Analysten weisen hauptsächlich auf die Konzentration der Marktkapitalisierung in einer kleinen Anzahl von Mega-Tech-Unternehmen hin. Der Boom bei den KI-Kapitalausgaben hat außergewöhnliches Gewinnwachstum und Bewertungssteigerungen bei den wenigen Unternehmen an der Spitze des Index vorangetrieben — und da diese Unternehmen jetzt einen ungewöhnlich großen Anteil der gesamten Marktkapitalisierung darstellen, ziehen ihre Bewertungen das aggregierte Verhältnis in die Höhe, was nicht notwendigerweise die Bedingungen im breiteren Markt widerspiegelt.
Diese Konzentrationsdynamik ist ein wichtiger Kontext für die Interpretation des Indikators. Ein Wert von 230%, der von fünf oder zehn Unternehmen getrieben wird, die zu extremen Multiplikatoren handeln, erzählt eine andere Geschichte als ein Wert von 230%, der gleichmäßig über Tausende von Unternehmen verteilt ist. Ersteres spiegelt eine spezifische Wette auf einen spezifischen Technologiekreislauf wider. Letzteres würde auf eine breite spekulative Übertreibung hindeuten.
Beide können schlecht enden. Aber sie enden tendenziell anders und auf unterschiedlichen Zeitrahmen.
Was es nicht bedeutet: das ist kein Timing-Signal
Analysten sind sich in einem Punkt einig: Ein Rekordwert des Buffett-Indikators ist kein Signal dafür, dass ein Crash unmittelbar oder sogar wahrscheinlich in naher Zukunft ist. Das Verhältnis war in den meisten der letzten zehn Jahre im Verhältnis zu historischen Normen erhöht, und die Märkte sind trotz anhaltender Überbewertungswarnungen weiterhin gestiegen.
Der Indikator wird besser als langfristiges Risikobewertungstool verstanden als als präziser Marktzeitmechanismus. Er sagt den Investoren, dass die Sicherheitsmarge in US-Aktien historisch dünn ist — dass die zukünftigen Renditen über einen Zeitraum von zehn oder zwanzig Jahren wahrscheinlich niedriger sein werden, als sie wären, wenn Aktien zu vernünftigeren Bewertungen gekauft würden. Er sagt den Investoren nicht, dass nächsten Monat oder im nächsten Quartal der Moment der Wahrheit sein wird.

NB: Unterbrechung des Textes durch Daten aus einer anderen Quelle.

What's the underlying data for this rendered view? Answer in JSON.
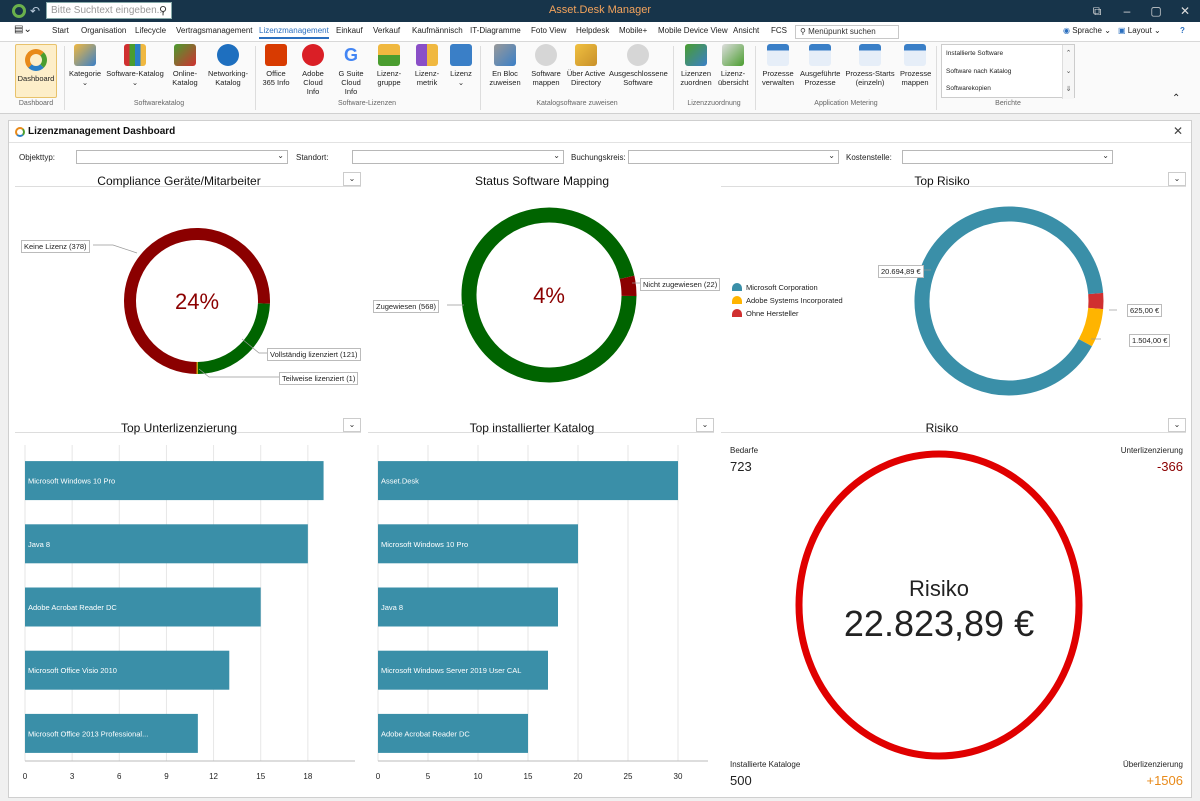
{
  "titlebar": {
    "app_title": "Asset.Desk Manager",
    "search_placeholder": "Bitte Suchtext eingeben...",
    "minimize": "–",
    "maximize": "▢",
    "close": "✕",
    "restore": "⧉"
  },
  "menubar": {
    "items": [
      "Start",
      "Organisation",
      "Lifecycle",
      "Vertragsmanagement",
      "Lizenzmanagement",
      "Einkauf",
      "Verkauf",
      "Kaufmännisch",
      "IT-Diagramme",
      "Foto View",
      "Helpdesk",
      "Mobile+",
      "Mobile Device View",
      "Ansicht",
      "FCS"
    ],
    "active_index": 4,
    "menu_search_placeholder": "Menüpunkt suchen",
    "sprache": "Sprache ⌄",
    "layout": "Layout ⌄",
    "help": "?"
  },
  "ribbon": {
    "dashboard": "Dashboard",
    "kategorie": "Kategorie",
    "software_katalog": "Software-Katalog",
    "online_katalog": "Online-Katalog",
    "networking_katalog": "Networking-Katalog",
    "office365": "Office 365 Info",
    "adobe": "Adobe Cloud Info",
    "gsuite": "G Suite Cloud Info",
    "lizenzgruppe": "Lizenz-gruppe",
    "lizenzmetrik": "Lizenz-metrik",
    "lizenz": "Lizenz",
    "en_bloc": "En Bloc zuweisen",
    "software_mappen": "Software mappen",
    "active_directory": "Über Active Directory",
    "ausgeschlossene": "Ausgeschlossene Software",
    "lizenzen_zuordnen": "Lizenzen zuordnen",
    "lizenz_uebersicht": "Lizenz-übersicht",
    "prozesse_verwalten": "Prozesse verwalten",
    "ausgefuehrte": "Ausgeführte Prozesse",
    "prozess_starts": "Prozess-Starts (einzeln)",
    "prozesse_mappen": "Prozesse mappen",
    "groups": {
      "dashboard": "Dashboard",
      "softwarekatalog": "Softwarekatalog",
      "software_lizenzen": "Software-Lizenzen",
      "katalogsoftware": "Katalogsoftware zuweisen",
      "lizenzzuordnung": "Lizenzzuordnung",
      "application_metering": "Application Metering",
      "berichte": "Berichte"
    },
    "reports": [
      "Installierte Software",
      "Software nach Katalog",
      "Softwarekopien"
    ]
  },
  "panel": {
    "title": "Lizenzmanagement Dashboard",
    "filters": {
      "objekttyp": "Objekttyp:",
      "standort": "Standort:",
      "buchungskreis": "Buchungskreis:",
      "kostenstelle": "Kostenstelle:"
    }
  },
  "colors": {
    "dark_red": "#8b0000",
    "green": "#006400",
    "teal": "#3a8fa8",
    "amber": "#ffb400",
    "red_risk": "#e00000",
    "orange_value": "#e88a1a",
    "neg_value": "#8b0000"
  },
  "chart_data": [
    {
      "type": "pie",
      "title": "Compliance Geräte/Mitarbeiter",
      "center_text": "24%",
      "labels": [
        "Keine Lizenz (378)",
        "Vollständig lizenziert (121)",
        "Teilweise lizenziert (1)"
      ],
      "values": [
        378,
        121,
        1
      ],
      "colors": [
        "#8b0000",
        "#006400",
        "#c8a000"
      ]
    },
    {
      "type": "pie",
      "title": "Status Software Mapping",
      "center_text": "4%",
      "labels": [
        "Zugewiesen (568)",
        "Nicht zugewiesen (22)"
      ],
      "values": [
        568,
        22
      ],
      "colors": [
        "#006400",
        "#8b0000"
      ]
    },
    {
      "type": "pie",
      "title": "Top Risiko",
      "series_labels": [
        "Microsoft Corporation",
        "Adobe Systems Incorporated",
        "Ohne Hersteller"
      ],
      "labels": [
        "20.694,89 €",
        "1.504,00 €",
        "625,00 €"
      ],
      "values": [
        20694.89,
        1504.0,
        625.0
      ],
      "colors": [
        "#3a8fa8",
        "#ffb400",
        "#d03030"
      ]
    },
    {
      "type": "bar",
      "title": "Top Unterlizenzierung",
      "categories": [
        "Microsoft Windows 10 Pro",
        "Java 8",
        "Adobe Acrobat Reader DC",
        "Microsoft Office Visio 2010",
        "Microsoft Office 2013 Professional..."
      ],
      "values": [
        19,
        18,
        15,
        13,
        11
      ],
      "xlim": [
        0,
        21
      ],
      "ticks": [
        "0",
        "3",
        "6",
        "9",
        "12",
        "15",
        "18"
      ],
      "tick_values": [
        0,
        3,
        6,
        9,
        12,
        15,
        18
      ]
    },
    {
      "type": "bar",
      "title": "Top installierter Katalog",
      "categories": [
        "Asset.Desk",
        "Microsoft Windows 10 Pro",
        "Java 8",
        "Microsoft Windows Server 2019 User CAL",
        "Adobe Acrobat Reader DC"
      ],
      "values": [
        30,
        20,
        18,
        17,
        15
      ],
      "xlim": [
        0,
        33
      ],
      "ticks": [
        "0",
        "5",
        "10",
        "15",
        "20",
        "25",
        "30"
      ],
      "tick_values": [
        0,
        5,
        10,
        15,
        20,
        25,
        30
      ]
    }
  ],
  "risk": {
    "title": "Risiko",
    "label": "Risiko",
    "value": "22.823,89 €",
    "bedarfe_label": "Bedarfe",
    "bedarfe_value": "723",
    "unter_label": "Unterlizenzierung",
    "unter_value": "-366",
    "installiert_label": "Installierte Kataloge",
    "installiert_value": "500",
    "ueber_label": "Überlizenzierung",
    "ueber_value": "+1506"
  }
}
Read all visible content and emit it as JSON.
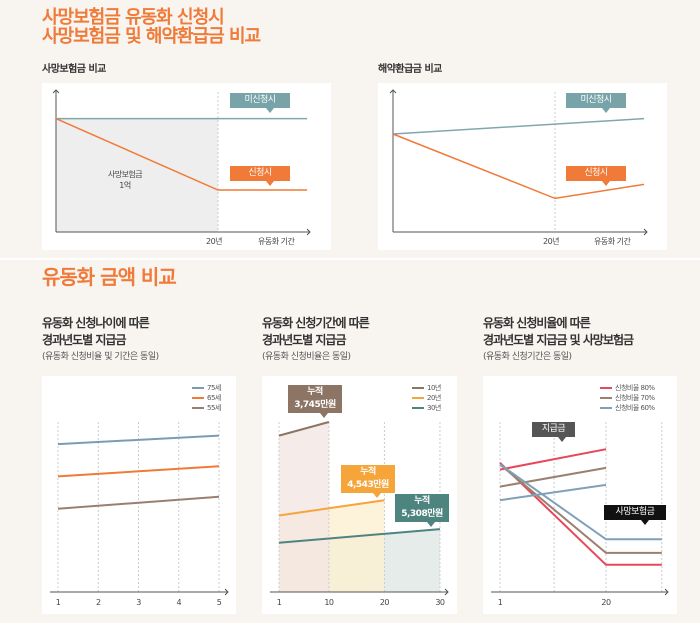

Märkte können länger überdehnt bleiben, als es jedes Bewertungsmodell vorhersagt, insbesondere wenn sie von strukturellen Kräften angetrieben werden — technologischen Transformationen, institutionellen Kapitalströmen oder regulatorischen Rückenwinden — die konventionell schwer zu bewerten sind.
Was das für Bitcoin und Krypto bedeutet
Der Rekordwert des Buffett-Indikators sitzt unangenehm neben der breiteren Marktnarrative, die die Rally von Bitcoin seit April unterstützt hat. Die gleiche institutionelle Risikobereitschaft und die von KI getriebene Optimismus, die den Nasdaq zu Rekordhöhen und Bitcoin über 80.000 $ gepusht haben, sind auch die Kraft, die den Buffett-Indikator auf Niveaus treibt, die zuvor nie gesehen wurden.
Wenn sich die Risikobereitschaft umkehrt — sei es durch einen politischen Schock, eine geopolitische Eskalation, eine Gewinnenttäuschung eines wichtigen Tech-Riesen oder einfach das Gewicht extremer Bewertungen, das zu schwer wird, um ignoriert zu werden — bedeutet die signifikante Korrelation zwischen US-Aktien und Bitcoin seit dem Start von Spot ETFs, dass Krypto nicht von den Folgen isoliert wäre.
Die konstruktivere Lesart ist, dass die gleichen strukturellen Kräfte, die die Bewertungen von Aktien antreiben — KI-Adoption, institutionelle Digitalisierung, Tokenisierung der finanziellen Infrastruktur — auch langfristige Rückenwinde für Krypto speziell sind. In dieser Betrachtung sind Bitcoin und digitale Vermögenswerte nicht nur Mitfahrer im Aktienbubble; sie sind Teil der gleichen technologischen Transformation, die reshaping, wie Kapital zugewiesen und bewertet wird.
Wie auch immer, ein Buffett-Indikator über 230% ist ein Datenpunkt, der in jedes ernsthafte Risikorahmen gehört — nicht als Grund, heute alles zu verkaufen, sondern als Erinnerung, dass das aktuelle Umfeld weniger Spielraum für Fehler bietet als fast jeder Punkt in der Markthistorie.